The human body is a well designed and sophisticated machine. Although it has been studied for hundreds of years there are many questions that remain unanswered. This is particularly applied to the role played by the Chi, our breathing, mind and bodys reactions as we practice the movements of Tai Chi Chuan.

Since Tai Chi Chuan is an internal art the focus is on the inner Chi energy flow with the external body following the internal movements. As the Chi inflates within the body an outward compression occurs while the body expands to create the shape of a Tai Chi posture. Therefore, we dont say that we do the Tai Chi form: rather, the Chi does the form. 太極拳不動手 動手非大極拳

I begin Tai Chi movements in the traditional Chinese Tai Chi way of Sung Kwa 鬆胯, relaxing the crotch, which helps to release my medialis muscles and sets up my inner thigh muscles to be free. The torso tilts, the hips sag, and the knees bend. I unlock the Chi passage by releasing my ribcage which keeps my armpits lightly open allowing the free flow of Chi from my inner body into the fingers, and back to the body throughout the entire form. When my diaphragm floats upward it pushes the air out from my lungs while my minds awareness fades as I fall asleep. As the Chi in the body declines, the fingers become de-energized.

After the full exhalation is completed, I gently contract my medialis muscles and my diaphragm pulls downward. That draws the incoming air into my lungs and to my brain. The awareness gradually increases and the Chi is raised. The hips and torso are straightened upward.

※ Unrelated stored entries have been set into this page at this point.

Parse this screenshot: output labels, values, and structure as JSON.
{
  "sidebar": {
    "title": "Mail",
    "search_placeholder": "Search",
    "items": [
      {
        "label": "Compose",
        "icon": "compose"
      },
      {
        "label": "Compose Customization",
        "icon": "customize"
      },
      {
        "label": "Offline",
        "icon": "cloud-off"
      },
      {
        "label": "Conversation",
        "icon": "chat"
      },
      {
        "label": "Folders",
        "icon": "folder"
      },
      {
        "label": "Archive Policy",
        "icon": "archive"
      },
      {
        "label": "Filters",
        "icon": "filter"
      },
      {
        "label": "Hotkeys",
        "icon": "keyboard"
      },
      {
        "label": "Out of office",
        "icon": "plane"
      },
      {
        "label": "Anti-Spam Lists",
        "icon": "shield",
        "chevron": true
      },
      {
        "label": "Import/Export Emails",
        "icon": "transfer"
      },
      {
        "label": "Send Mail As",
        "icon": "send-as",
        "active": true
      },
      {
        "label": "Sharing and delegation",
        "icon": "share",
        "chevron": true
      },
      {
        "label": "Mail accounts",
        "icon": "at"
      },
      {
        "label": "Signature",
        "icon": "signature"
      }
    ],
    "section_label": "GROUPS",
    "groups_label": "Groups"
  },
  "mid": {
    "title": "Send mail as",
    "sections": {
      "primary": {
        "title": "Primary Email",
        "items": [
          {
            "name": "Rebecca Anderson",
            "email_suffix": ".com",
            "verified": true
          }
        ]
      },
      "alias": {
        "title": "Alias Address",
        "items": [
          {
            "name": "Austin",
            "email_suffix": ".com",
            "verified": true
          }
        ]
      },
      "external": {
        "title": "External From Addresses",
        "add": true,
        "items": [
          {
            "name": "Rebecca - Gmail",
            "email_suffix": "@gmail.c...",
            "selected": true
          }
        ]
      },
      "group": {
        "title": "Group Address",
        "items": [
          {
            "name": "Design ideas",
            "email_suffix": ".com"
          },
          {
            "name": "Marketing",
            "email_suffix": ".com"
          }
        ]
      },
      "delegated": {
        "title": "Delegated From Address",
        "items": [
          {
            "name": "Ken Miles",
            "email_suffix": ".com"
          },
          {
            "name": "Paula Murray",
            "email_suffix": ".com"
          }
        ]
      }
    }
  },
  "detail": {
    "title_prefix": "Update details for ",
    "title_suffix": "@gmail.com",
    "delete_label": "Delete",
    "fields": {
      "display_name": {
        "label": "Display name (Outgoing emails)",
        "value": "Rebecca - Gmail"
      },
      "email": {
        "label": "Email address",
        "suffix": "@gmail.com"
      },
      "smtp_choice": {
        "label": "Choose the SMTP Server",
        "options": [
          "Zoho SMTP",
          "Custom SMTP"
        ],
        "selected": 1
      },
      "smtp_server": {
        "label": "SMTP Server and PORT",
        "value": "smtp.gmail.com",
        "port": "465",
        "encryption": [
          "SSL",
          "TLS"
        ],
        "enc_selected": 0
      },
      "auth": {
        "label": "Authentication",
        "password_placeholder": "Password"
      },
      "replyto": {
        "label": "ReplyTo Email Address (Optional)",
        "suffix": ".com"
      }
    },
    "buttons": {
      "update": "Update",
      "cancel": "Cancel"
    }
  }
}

The energized fingers and palms move and form the posture. A wonderful sensation rises from the flow of the Chi and blood and the fullness of breath from the oxygen. All the motion of the movements is synchronized with my slow natural breathing. The palms and fists become graceful as they follow the Chi flow. My mind and body are in harmony and I feel very peaceful and stress free. END

This article, The Vastus Medialis and Inner Thigh arose from my concept of the Three Nails from several decades ago. It would be impossible to recognize the role of the medialis muscles without the concept of the Thee Nails. The medialis muscles cannot function without the big toes activation.